Is Your Lyft Uber Reliable and Insured?

Lyft2There are several relatively new ride share businesses in the Chicago area. Lyft and Uber are just two of them. You may have seen the Lyft cars as they are easily identifiable with the pink feather boa (or is it a moustache?) hanging from the front grill.

They work pretty simply. You, the consumer, register, often downloading their app onto your phone. When you want a ride, you type in where, when etc., and the site pairs you with a driver. Which begs the question: exactly who is this driver?

I have been thinking of this for quite awhile. First, a cab driver/owner whom I use frequently, questioned how reliable and well-trained these Uber and Lyft drivers are. She also questioned whether their insurance coverage was on a par with cabs.

Cabs are required to carry $350,000.00 in maximum insurance liability coverage (meaning that for each incident in which people are injured, that is the maximum amount available to pay claims). While this is a great thing, far higher than the Illinois minimum of $25,000.00 per individual/$50,000.00 per incident (and this was just increased to that low level this year), keep in mind that cab insurance carriers routinely fight every claim tooth and nail.

While there is the inherent hassle of fighting cab companies on cases, at least you are assured the cab is well-insured. This led me to ponder, what kind of training and insurance do these places and drivers have and is it as safe and reliable as a taxi cab?

Another recent experience rekindled this idea in my head. My hair stylist hired an Uber so she could attend a Bears game (the Monday night one where it was subzero wind chills). The driver was a guy who apparently spoke little English, had absolutely no clue where anything was (Soldier Field is the big ugly UFO-like thing by the lake), and drove erratically. She was so frightened, she asked if one of the members of her party could drive.

Keep in mind that not only do you not have any control over which driver you are assigned (admittedly, much like a cab), but you have absolutely no control or assurance of the technical and maintenance status of the vehicle. In these arrangements, it is the driver's own personal vehicle being used. Of course, the sites promise you that they perform checks on the drivers and presumably make sure their vehicles are safe, but how much do you really know and how comfortable are you?

Again, cabs are at least a known quantity that is regulated by various governmental entities (for example, the Chicago Department of Consumer Affairs), mandated to have insurance (as stated above), operated by professional drivers who must meet certain criteria.

The ride sharing businesses cannot boast professionally trained drivers, and are in the infancy of their business model, meaning they likely escape much of the regulatory protections to which taxicabs are subjected.

While the Lyft site promises $1 Million liability coverage, the devil is, as always, in the details. Since their website does not specify exactly what is covered, this is hard to evaluate. Uber, meanwhile, requires one to sign in to learn any details about much of anything.

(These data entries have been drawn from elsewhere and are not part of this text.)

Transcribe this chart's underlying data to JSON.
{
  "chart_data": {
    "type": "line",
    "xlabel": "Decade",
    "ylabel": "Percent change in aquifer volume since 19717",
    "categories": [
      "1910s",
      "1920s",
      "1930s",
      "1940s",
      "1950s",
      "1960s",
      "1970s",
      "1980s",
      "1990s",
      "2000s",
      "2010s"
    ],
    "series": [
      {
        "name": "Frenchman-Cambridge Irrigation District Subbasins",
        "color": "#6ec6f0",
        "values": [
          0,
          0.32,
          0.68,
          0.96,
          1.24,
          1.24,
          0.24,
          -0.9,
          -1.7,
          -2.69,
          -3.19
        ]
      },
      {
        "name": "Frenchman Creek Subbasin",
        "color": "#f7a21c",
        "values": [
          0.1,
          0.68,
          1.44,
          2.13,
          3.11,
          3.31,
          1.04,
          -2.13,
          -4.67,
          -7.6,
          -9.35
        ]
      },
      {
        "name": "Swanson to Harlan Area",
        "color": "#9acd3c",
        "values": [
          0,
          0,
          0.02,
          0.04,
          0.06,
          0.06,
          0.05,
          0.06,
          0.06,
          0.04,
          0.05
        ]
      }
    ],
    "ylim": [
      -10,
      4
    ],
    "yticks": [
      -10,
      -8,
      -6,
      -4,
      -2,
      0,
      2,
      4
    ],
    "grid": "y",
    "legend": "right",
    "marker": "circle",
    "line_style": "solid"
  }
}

As to the drivers themselves, Lyft claims background checks of drivers. Again, Uber is hard to evaluate, but, if my hairstylist's experience is typical, driver professionalism and training is not quite there yet. The key is that these are just everyday people with cars who want to get paid for driving you around; they are not drivers by profession and they do not necessarily have the same experience as a professional career driver.

Without taking sides, it is clear you, the consumer, should do some research before deciding to utilize and engage a ride-sharing service. We all know eyes wide open, what we get into when we open the door to a cab. There is not the same certainty with the ride shares.